Tetap Puasa, Dua Pemain Ajax Ini Terciduk Berbuka di Tengah Laga

Noussair Mazraoui dan Hakim Ziyech memulai laga dalam kondisi berpuasa.

Rauhanda Riyantama

Selebrasi penyerang Ajax Amsterdam, Hakim Ziyech usai cetak gol ke gawang Tottenham Hotspur. (EMMANUEL DUNAND / AFP)
Selebrasi penyerang Ajax Amsterdam, Hakim Ziyech usai cetak gol ke gawang Tottenham Hotspur. (EMMANUEL DUNAND / AFP)

Bolatimes.com - Ada pemandangan menarik pada pertandingan Ajax Amsterdam vs Tottenham Hotspur pada leg kedua semifinal Liga Champions di Johan Cruijff Arena, Kamis (9/5/2019) dini hari WIB. Ya, dua pemain tuan rumah terciduk makan di pertengahan babak pertama.

Namun bukan sembarang makan, kedua pemain tersebut lebih tepatnya buka puasa setelah seharian menahan lapar dan dahaga. Dua pemain Muslim itu adalah Noussair Mazraoui dan Hakim Ziyech.

Seperti diketahui, laga krusial tersebut digelar bertepatan dengan bulan Ramadan.
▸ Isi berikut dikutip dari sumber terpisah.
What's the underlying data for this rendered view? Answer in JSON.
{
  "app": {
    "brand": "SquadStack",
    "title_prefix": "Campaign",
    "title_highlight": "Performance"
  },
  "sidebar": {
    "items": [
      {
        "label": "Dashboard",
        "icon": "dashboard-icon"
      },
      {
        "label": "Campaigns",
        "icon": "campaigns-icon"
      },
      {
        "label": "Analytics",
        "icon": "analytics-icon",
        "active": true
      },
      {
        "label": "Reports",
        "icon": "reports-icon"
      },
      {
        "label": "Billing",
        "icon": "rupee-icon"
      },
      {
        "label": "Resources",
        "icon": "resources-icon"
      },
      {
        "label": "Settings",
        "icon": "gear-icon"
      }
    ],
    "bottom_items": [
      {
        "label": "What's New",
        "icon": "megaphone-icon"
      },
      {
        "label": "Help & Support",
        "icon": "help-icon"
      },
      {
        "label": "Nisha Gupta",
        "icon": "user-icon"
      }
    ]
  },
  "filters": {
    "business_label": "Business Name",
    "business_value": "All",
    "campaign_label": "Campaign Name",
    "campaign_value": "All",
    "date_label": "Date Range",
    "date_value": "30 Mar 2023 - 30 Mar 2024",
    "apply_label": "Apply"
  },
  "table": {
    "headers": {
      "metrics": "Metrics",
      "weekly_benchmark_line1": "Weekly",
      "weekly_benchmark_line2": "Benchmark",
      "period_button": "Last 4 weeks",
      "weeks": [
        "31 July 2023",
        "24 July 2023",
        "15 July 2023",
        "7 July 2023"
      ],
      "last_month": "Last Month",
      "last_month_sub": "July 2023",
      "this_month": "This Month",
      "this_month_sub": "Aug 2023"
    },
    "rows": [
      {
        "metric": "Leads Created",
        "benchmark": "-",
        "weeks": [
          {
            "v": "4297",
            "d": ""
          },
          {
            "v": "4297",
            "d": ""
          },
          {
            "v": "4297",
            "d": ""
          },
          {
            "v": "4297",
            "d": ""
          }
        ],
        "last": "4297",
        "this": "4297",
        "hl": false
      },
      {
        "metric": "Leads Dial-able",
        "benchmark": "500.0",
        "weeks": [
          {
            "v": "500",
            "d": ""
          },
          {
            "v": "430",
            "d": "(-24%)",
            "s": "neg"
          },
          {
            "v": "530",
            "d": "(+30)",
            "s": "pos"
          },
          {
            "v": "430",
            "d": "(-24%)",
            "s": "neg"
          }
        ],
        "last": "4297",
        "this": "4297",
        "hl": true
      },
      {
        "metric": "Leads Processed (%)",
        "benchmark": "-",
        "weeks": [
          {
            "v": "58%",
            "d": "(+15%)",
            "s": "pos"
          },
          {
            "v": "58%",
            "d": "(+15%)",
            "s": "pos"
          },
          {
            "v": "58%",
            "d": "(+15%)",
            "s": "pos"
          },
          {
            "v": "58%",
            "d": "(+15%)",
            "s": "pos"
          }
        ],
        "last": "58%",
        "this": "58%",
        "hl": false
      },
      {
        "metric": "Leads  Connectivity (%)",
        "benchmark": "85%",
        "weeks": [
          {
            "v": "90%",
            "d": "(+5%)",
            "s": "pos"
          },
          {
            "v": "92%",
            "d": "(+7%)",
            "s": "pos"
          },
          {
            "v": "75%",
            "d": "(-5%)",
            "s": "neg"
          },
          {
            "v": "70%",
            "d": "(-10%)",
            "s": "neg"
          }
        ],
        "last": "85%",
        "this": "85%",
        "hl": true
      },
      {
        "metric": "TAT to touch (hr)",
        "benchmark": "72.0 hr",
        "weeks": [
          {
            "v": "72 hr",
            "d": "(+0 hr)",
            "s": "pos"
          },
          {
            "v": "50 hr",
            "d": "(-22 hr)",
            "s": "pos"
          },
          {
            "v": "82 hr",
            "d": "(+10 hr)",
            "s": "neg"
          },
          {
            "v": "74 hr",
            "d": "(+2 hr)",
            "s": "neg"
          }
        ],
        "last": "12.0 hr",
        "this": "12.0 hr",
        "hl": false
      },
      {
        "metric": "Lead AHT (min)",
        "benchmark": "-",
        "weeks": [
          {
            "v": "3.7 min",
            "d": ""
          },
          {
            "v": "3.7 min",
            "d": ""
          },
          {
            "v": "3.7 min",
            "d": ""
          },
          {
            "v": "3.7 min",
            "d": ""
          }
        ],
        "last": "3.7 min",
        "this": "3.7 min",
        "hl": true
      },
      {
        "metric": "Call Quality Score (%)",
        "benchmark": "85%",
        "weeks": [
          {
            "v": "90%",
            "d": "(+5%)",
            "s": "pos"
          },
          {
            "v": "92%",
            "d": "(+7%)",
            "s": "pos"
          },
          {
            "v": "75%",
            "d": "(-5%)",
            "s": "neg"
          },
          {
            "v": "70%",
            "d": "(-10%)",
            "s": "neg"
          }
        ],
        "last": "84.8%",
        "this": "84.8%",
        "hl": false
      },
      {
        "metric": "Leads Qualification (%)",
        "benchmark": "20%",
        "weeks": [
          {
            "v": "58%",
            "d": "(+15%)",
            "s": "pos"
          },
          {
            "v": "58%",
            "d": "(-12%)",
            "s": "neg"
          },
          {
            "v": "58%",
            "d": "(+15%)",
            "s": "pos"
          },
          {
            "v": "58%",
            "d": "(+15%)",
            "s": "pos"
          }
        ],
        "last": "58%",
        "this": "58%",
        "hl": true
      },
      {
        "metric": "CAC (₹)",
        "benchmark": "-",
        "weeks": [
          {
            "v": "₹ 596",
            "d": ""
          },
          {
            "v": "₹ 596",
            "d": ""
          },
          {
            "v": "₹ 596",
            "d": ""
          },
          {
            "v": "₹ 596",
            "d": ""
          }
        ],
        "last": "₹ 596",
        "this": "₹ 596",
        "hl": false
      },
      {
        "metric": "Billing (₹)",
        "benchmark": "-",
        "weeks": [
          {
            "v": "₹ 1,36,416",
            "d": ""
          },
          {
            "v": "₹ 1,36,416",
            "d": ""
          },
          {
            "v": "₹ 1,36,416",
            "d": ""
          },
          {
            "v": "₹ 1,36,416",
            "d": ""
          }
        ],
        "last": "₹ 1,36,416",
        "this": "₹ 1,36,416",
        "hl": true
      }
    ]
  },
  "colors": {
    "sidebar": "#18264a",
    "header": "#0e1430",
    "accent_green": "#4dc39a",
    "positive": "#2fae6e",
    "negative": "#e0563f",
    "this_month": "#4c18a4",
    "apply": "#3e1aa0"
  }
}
Jadi kedua pemain asal Maroko itu tetap berpuasa selama laga berjalan, meski sempat mendapat tentangan dari pihak klub.

Melansir dari The Sun, Noussair Mazraoui dan Hakim Ziyech memulai laga dalam kondisi berpuasa. Keduanya pun baru membatalkan puasanya pada menit ke-22, yang mana saat itu waktu sudah menunjukkan saatnya berbuka.

Berdasarkan pantauan, Noussair Mazraoui nampak berlari ke pinggir lapangan untuk mengambil minum dan mengonsumsi makanan ringan. Pun juga dilakukan oleh Hakim Ziyech.

Noussair Mazraoui nampak berbuka puasa di tengah pertandingan berlangsung. (Dok. BT Sports)
Noussair Mazraoui nampak berbuka puasa di tengah pertandingan berlangsung. (Dok. BT Sports)

 

Selama pertandingan, kedua pemain tersebut tak menunjukkan penurunan performa meski berpuasa. Justru, Hakim Ziyech sukses mencetak gol di menit ke-35.

Sementara itu, pertandingan Ajax Amsterdam vs Tottenham Hotspur berlangsung cukup dramatis. Sempat unggul dua gol di babak kedua, Ajax justru gagal lolos ke partai final Liga Champions usai kalah 2-3 di akhir laga.

Kendati secara agregat imbang 3-3, Spurs berhak melaju ke partai puncak lantaran menang agresivitas gol tandang. Pasukan Mauricio Pochettino bakal menantang Liverpool di final Liga Champions yang akan digelar Stadion Wanda Metropolitano, 1 Juni mendatang.